通勤災害については、一般の労働者の場合と同様に取り扱われます。
特別加入者の保険料
特別加入者には労働者と異なり「賃金」がないと考えられているため、給付基礎日額は特別加入者の希望で任意に3,500円から25,000円の範囲で決めることができます。高い給付基礎日額を選択すると、労災保険の補償内容が高くなります。

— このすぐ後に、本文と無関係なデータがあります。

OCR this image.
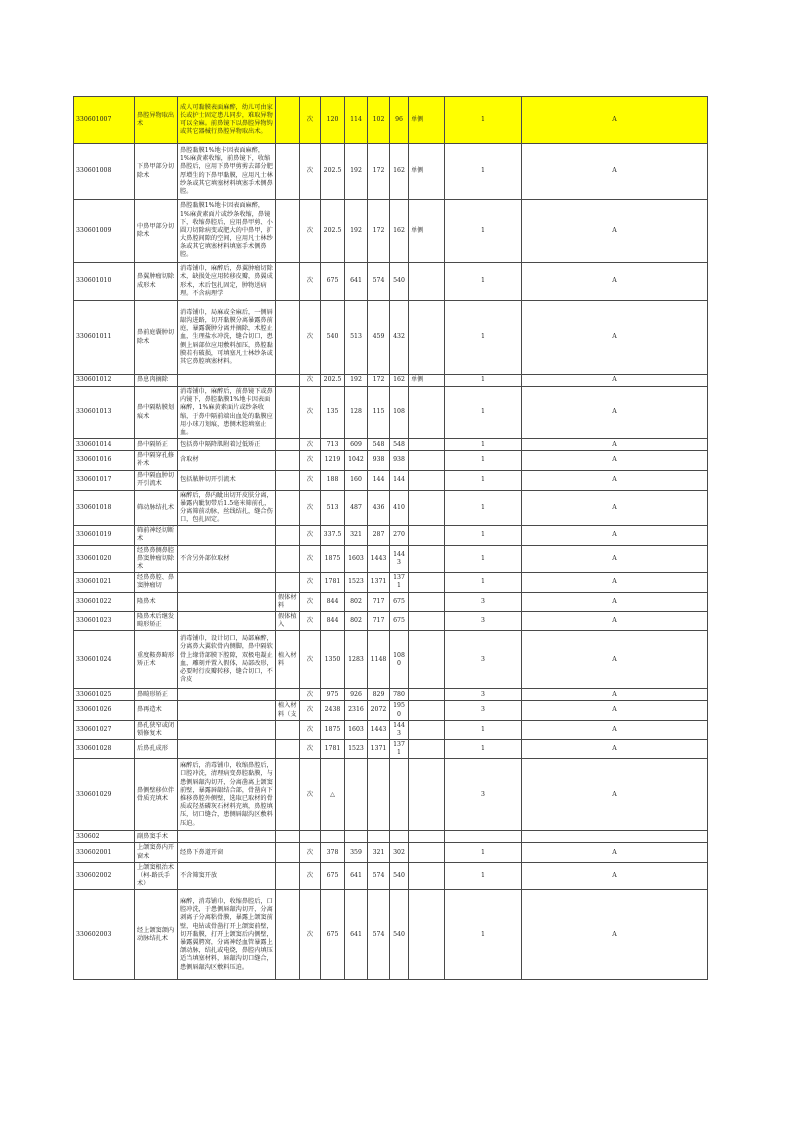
330601007	鼻腔异物取出术	成人可黏膜表面麻醉，幼儿可由家长或护士固定患儿同步，难取异物可以全麻。前鼻镜下以鼻腔异物钩或其它器械行鼻腔异物取出术。		次	120	114	102	96	单侧	1	A
330601008	下鼻甲部分切除术	鼻腔黏膜1%地卡因表面麻醉，1%麻黄素收缩，前鼻镜下，收缩鼻腔后，应用下鼻甲剪剪去部分肥厚增生的下鼻甲黏膜，应用凡士林纱条或其它填塞材料填塞手术侧鼻腔。		次	202.5	192	172	162	单侧	1	A
330601009	中鼻甲部分切除术	鼻腔黏膜1%地卡因表面麻醉，1%麻黄素面片或纱条收缩，鼻镜下，收缩鼻腔后，应用鼻甲剪、小圆刀切除病变或肥大的中鼻甲，扩大鼻腔间隙的空间，应用凡士林纱条或其它填塞材料填塞手术侧鼻腔。		次	202.5	192	172	162	单侧	1	A
330601010	鼻翼肿瘤切除成形术	消毒铺巾，麻醉后，鼻翼肿瘤切除术，缺损处应用转移皮瓣，鼻翼成形术，术后包扎固定，肿物送病理。不含病理学		次	675	641	574	540		1	A
330601011	鼻前庭囊肿切除术	消毒铺巾，局麻或全麻后，一侧唇龈沟进路，切开黏膜分离暴露鼻前庭，暴露囊肿分离并摘除，术腔止血，生理盐水冲洗，缝合切口，患侧上唇部位应用敷料加压，鼻腔黏膜若有破损，可填塞凡士林纱条或其它鼻腔填塞材料。		次	540	513	459	432		1	A
330601012	鼻息肉摘除			次	202.5	192	172	162	单侧	1	A
330601013	鼻中隔粘膜划痕术	消毒铺巾，麻醉后，前鼻镜下或鼻内镜下，鼻腔黏膜1%地卡因表面麻醉，1%麻黄素面片或纱条收缩，于鼻中隔前端出血处的黏膜应用小球刀划痕，患侧术腔填塞止血。		次	135	128	115	108		1	A
330601014	鼻中隔矫正	包括鼻中隔降肌附着过低矫正		次	713	609	548	548		1	A
330601016	鼻中隔穿孔修补术	含取材		次	1219	1042	938	938		1	A
330601017	鼻中隔血肿切开引流术	包括脓肿切开引流术		次	188	160	144	144		1	A
330601018	筛动脉结扎术	麻醉后，鼻内眦出切开皮肤分离，暴露内眦韧带后1.5毫米筛前孔，分离筛前动脉，丝线结扎，缝合伤口，包扎固定。		次	513	487	436	410		1	A
330601019	筛前神经切断术			次	337.5	321	287	270		1	A
330601020	经鼻鼻侧鼻腔鼻窦肿瘤切除术	不含另外部位取材		次	1875	1603	1443	1443		1	A
330601021	经鼻鼻腔、鼻窦肿瘤切			次	1781	1523	1371	1371		1	A
330601022	隆鼻术		假体材料	次	844	802	717	675		3	A
330601023	隆鼻术后继发畸形矫正		假体植入	次	844	802	717	675		3	A
330601024	重度鞍鼻畸形矫正术	消毒铺巾，设计切口，局部麻醉，分离鼻大翼软骨内侧脚，鼻中隔软骨上缘背部膜下腔隙，双极电凝止血，雕刻并置入假体，局部改形，必要时行皮瓣转移，缝合切口，不含皮	植入材料	次	1350	1283	1148	1080		3	A
330601025	鼻畸形矫正			次	975	926	829	780		3	A
330601026	鼻再造术		植入材料（支	次	2438	2316	2072	1950		3	A
330601027	鼻孔狭窄或闭锁修复术			次	1875	1603	1443	1443		1	A
330601028	后鼻孔成形			次	1781	1523	1371	1371		1	A
330601029	鼻侧壁移位伴骨质充填术	麻醉后，消毒铺巾，收缩鼻腔后，口腔冲洗，清理病变鼻腔黏膜，与患侧唇龈沟切开，分离凿离上颌窦前壁，暴露唇龈结合部，骨凿向下推移鼻腔外侧壁，选取已取材的骨质或羟基磷灰石材料充填，鼻腔填压，切口缝合，患侧唇龈沟区敷料压迫。		次	△					3	A
330602	副鼻窦手术										
330602001	上颌窦鼻内开窗术	经鼻下鼻道开窗		次	378	359	321	302		1	A
330602002	上颌窦根治术（柯-路氏手术）	不含筛窦开放		次	675	641	574	540		1	A
330602003	经上颌窦颌内动脉结扎术	麻醉，消毒铺巾，收缩鼻腔后，口腔冲洗，于患侧唇龈沟切开，分离剥离子分离粘骨膜，暴露上颌窦前壁，电钻或骨凿打开上颌窦前壁，切开黏膜，打开上颌窦后内侧壁，暴露翼腭窝，分离神经血管暴露上颌动脉，结扎或电烧，鼻腔内填压适当填塞材料，唇龈沟切口缝合，患侧唇龈沟区敷料压迫。		次	675	641	574	540		1	A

特別加入保険料(年間) = 給付基礎日額 × 365日 × 労災保険率
[年間特別加入保険料表(一部抜粋)] (単位:円)
給付基礎日額 | 卸売業,小売業 飲食店,宿泊業 3/1000 |
輸送用機械 器具製造業 4/1000 |
繊維工業 繊維製品製造業 4/1000 |
建築事業 9.5/1000 |
5,000 | 5,475 | 7,300 | 7,300 | 17,337 |
6,000 | 6,570 | 8,760 | 8,760 | 20,805 |
7,000 | 7,665 | 10,220 | 10,220 | 24,272 |
8,000 | 8,760 | 11,680 | 11,680 | 27,740 |
9,000 | 9,855 | 13,140 | 13,140 | 31,207 |
10,000 | 10,950 | 14,600 | 14,600 | 34,675 |
20,000 | 21,900 | 29,200 | 29,200 | 69,350 |
労災保険の給付
[治療費]
病院の治療費を原則として全額給付
[休業給付]
給付基礎日額の80%を入院4日目以降支給
[障害給付]
障害年金(1~7級)・・・日額の313日分~131日分
障害一時金(8~14級)・・・日額の503日分~56日分
特別支給金(1~14級)・・・342万円~8万円(一時金)
[遺族給付]
遺族年金・・・日額の245日分~153日分(最低保障 日額1,000日分)
特別支給金・・・300万円(一時金)
[葬祭料]
どちらか高い方を支給
・日額60日分
・日額30日分+315,000円
~労災保険特別加入のメリット~
○ 充実した保険給付の内容に対して、保険料負担が少ない
○ 事業主が加齢しても保険料は上がらない
○ 事業主が従業員と同じ手厚い補償を受けることができる
○ 保険料は全額経費扱いとなる
~当労働保険事務組合のメリット~
労働保険事務組合は、ケガをした場合の労災保険給付の申請については、制度上行うことは出来ないことになっています。大野労務管理協会労働保険事務組合では社会保険労務士事務所を併設しているため、労災事故が起こった場合においてもすぐに社会保険労務士が手続きを進めることができます。